Building a community of practice may sound simple enough, but identifying those individuals with knowledge to share can be a tough task.

"It's very much like a scavenger hunt," says Nancy Dixon, professor of administrative sciences at George Washington University and co-founder of Common Knowledge, a consultancy in Washington, D.C.

Dixon notes that a community of practice may include people dispersed across the organization that all do the same kind of work or who all share a similar task, such as working on a particular marketing or budgeting problem, or on a particular kind of equipment. Yet similar issues grow out of these specific tasks, and a common knowledge base is there to be mined. For example, Dixon cites an organization with 60 engineers who deal with horizontal drilling in an oil company and the related issues that come out of that.

"Within that group, some are coming and some are going," she says. "Some are across the world, while you may already have small pockets of people who are sharing information with each other.
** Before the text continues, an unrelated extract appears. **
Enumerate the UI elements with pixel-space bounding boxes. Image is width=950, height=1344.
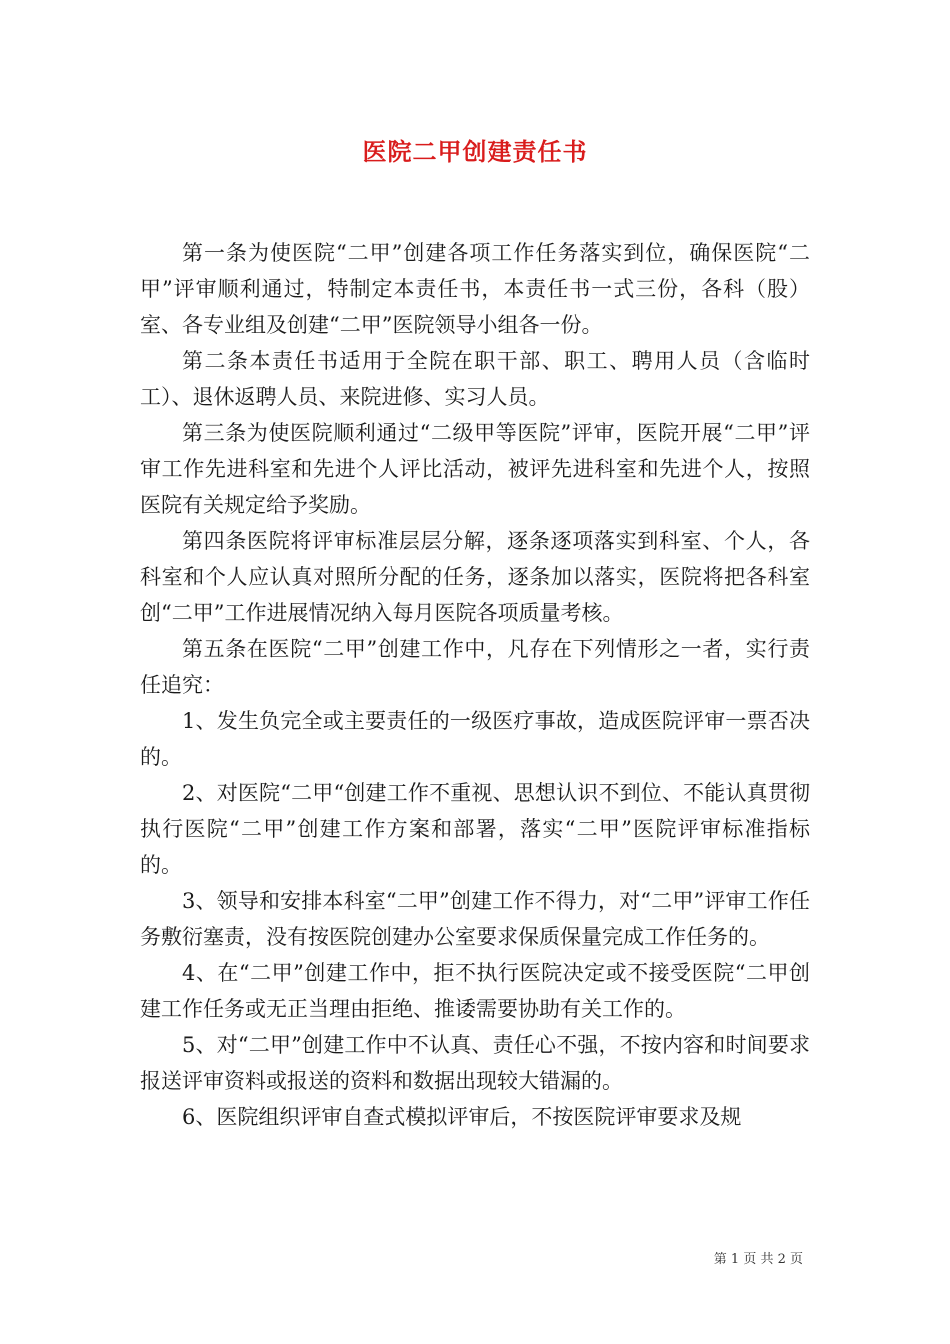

So who do people go to? Who are the thought leaders? Who is out of the loop altogether?"

Consultants have devised ways to minimize the scavenger hunt aspect of learning this information, and Dixon is no exception. She makes use of technology programs that mine e-mails, much like those that mine resumes, and looks for key data. She may also go to people outside the company and ask who from the company comes to them for information. "People will identify each other, but it's very much a searching-out process," she says.

Dixon also relies on a social network analysis, which is a survey of a certain group of people to find out where they go for a particular kind of knowledge. "The key is to ask the questions around a specific issue," she says. "It can't be general. It must be, Who do you go to when you need to find out more about replacing the second valve on the third pipe?"

That information can be the source for a diagram drawn with arrows from one person to another related to this knowledge. "It's a visual image that gives you a way of knowing where the particular knowledge is in a particular organization," says Dixon.

That in turn helps form a nucleus of a core group of people with leveraging points of knowledge, and they can then begin to help identify what the transfer mechanisms are for this knowledge and where money can be saved, she says. After that, she adds, "Build on what exists. Support it, nurture it and help it grow, so that people who aren't connected, get connected."